Empieza a ser el patrón de conducta del Gobierno de Boris Johnson en la gestión de esta crisis. Downing Street ya ha comenzado a señalar su voluntad de corregir una norma que ni siquiera ha entrado en vigor, a pesar de haber sido profusamente anunciada. A partir del 8 de junio, los visitantes del Reino Unido deberán someterse a dos semanas forzosas de aislamiento. Ante las críticas de un amplio grupo del Partido Conservador, de la oposición laborista y del sector turístico, el Ejecutivo ya sugiere que en la primera revisión prevista (el 29 de junio) cambiará drásticamente su decisión para convertirla en algo más selectivo. La respuesta más sensata y que genera más consenso es la de los llamados “puentes aéreos”, que pretende facilitar el tráfico de viajeros con aquellos países que han logrado controlar el virus. Que son en general muchos de los destinos turísticos favoritos de los británicos.

“Lo hemos visto por todo el mundo. Todos están adoptando medidas de desescalada y una estrategia selectiva es un modo mucho más razonable de actuar”, ha dicho a la BBC Stephen Hammond, ex secretario de Estado de Transportes y una de las principales voces críticas de la medida. Johnson se apoyó en sus asesores científicos para defender una decisión que pocos entendían, porque se pretendía adoptar en el momento en que la pandemia parece estar claramente remitiendo. Se trataba de controlar en el futuro la entrada del virus en el país una vez que se hubiera logrado aplanar la curva de contagios. Se anunció hace ya dos semanas, cuando el número de viajeros llegados al Reino Unido había descendido más de un 90%. Y se retrasó al 8 de junio con la idea de avisar con tiempo de sobra a quien tuviera planes de visitar el país. Aun así, al afectar también a los propios británicos, el daño infligido a la industria aérea y al sector turístico, a punto de comenzar la temporada veraniega, amenazaba con ser irreversible. Easyjet, la compañía británica con mayor número de vuelos, ha encabezado la rebelión con el anuncio de que pretende tener operativos para agosto la gran mayoría de sus vuelos. “La idea en sí es tremendamente disruptiva y no creo que cumpla en estos momentos su propósito inicial. Hace cuatro meses hubiera servido, pero ahora da la impresión de que nos replegamos justo cuando todo el mundo echa a volar”, ha dicho el diputado conservador Roger Gale.

Cuando la ministra del Interior, Priti Patel, quien a ojos de la oposición es el azote de la inmigración y ha sido la mayor defensora de la decisión frente al ministro de Transportes, Grant Shapps, anunció los planes de cuarentena hace dos semanas no quiso dar alas a ninguna otra alternativa. “La prioridad es combatir el virus. Los británicos deben hacerse a la idea de evitar reservas vacacionales”, dijo entonces. En los últimos días, varios responsables del Gobierno han admitido que la idea de los “puentes aéreos” va cobrando fuerza -"seguimos contemplando esa posibilidad", ha dicho este lunes un portavoz de Johnson- y dan por sentado que, en cuanto pasen las tres semanas impuestas antes de revisar la medida de la cuarentena, se aflojará su severidad. El problema, sugieren algunos, es que el Reino Unido, que tiene en estos momentos las peores cifras del virus en toda Europa, no tendrá fácil buscar pactos de reciprocidad con otros países.

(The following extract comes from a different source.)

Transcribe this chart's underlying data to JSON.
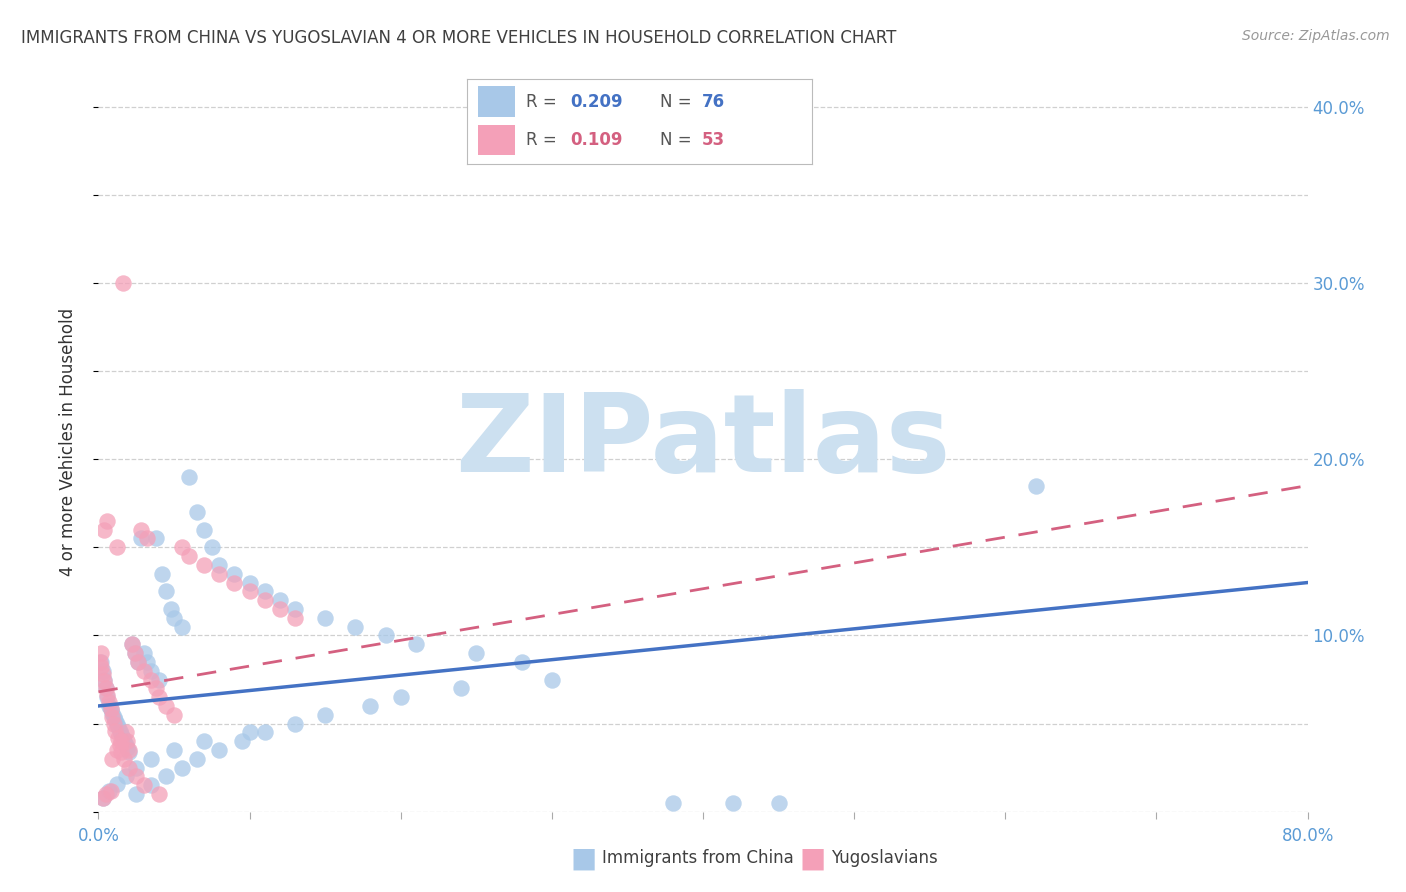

A partir del lunes, los viajeros que entren en el Reino Unido deberán haber rellenado un formulario que especifique dónde van a permanecer encerrados durante 14 días. En el caso de no determinar una residencia clara, el Gobierno se encargará de buscarles alojamiento y les traspasará el coste. Negarse a rellenar el formulario acarreará una multa de poco más de cien euros. Saltarse la cuarentena supondrá una sanción de unos 1.100 euros y la posibilidad de un proceso penal si hay reincidencia. La Policía de Fronteras asumirá el control de los recién llegados a través de un método aleatorio de llamadas telefónicas y visitas. Se calcula que el control afectará a un 20% de los visitantes. Los ciudadanos de la República de Irlanda o los británicos de Irlanda del Norte quedarán exentos del control, por lo que algunos críticos han señalado el absurdo de poder viajar hasta Dublín y de allí a Londres sin necesidad de sufrir la cuarentena forzosa.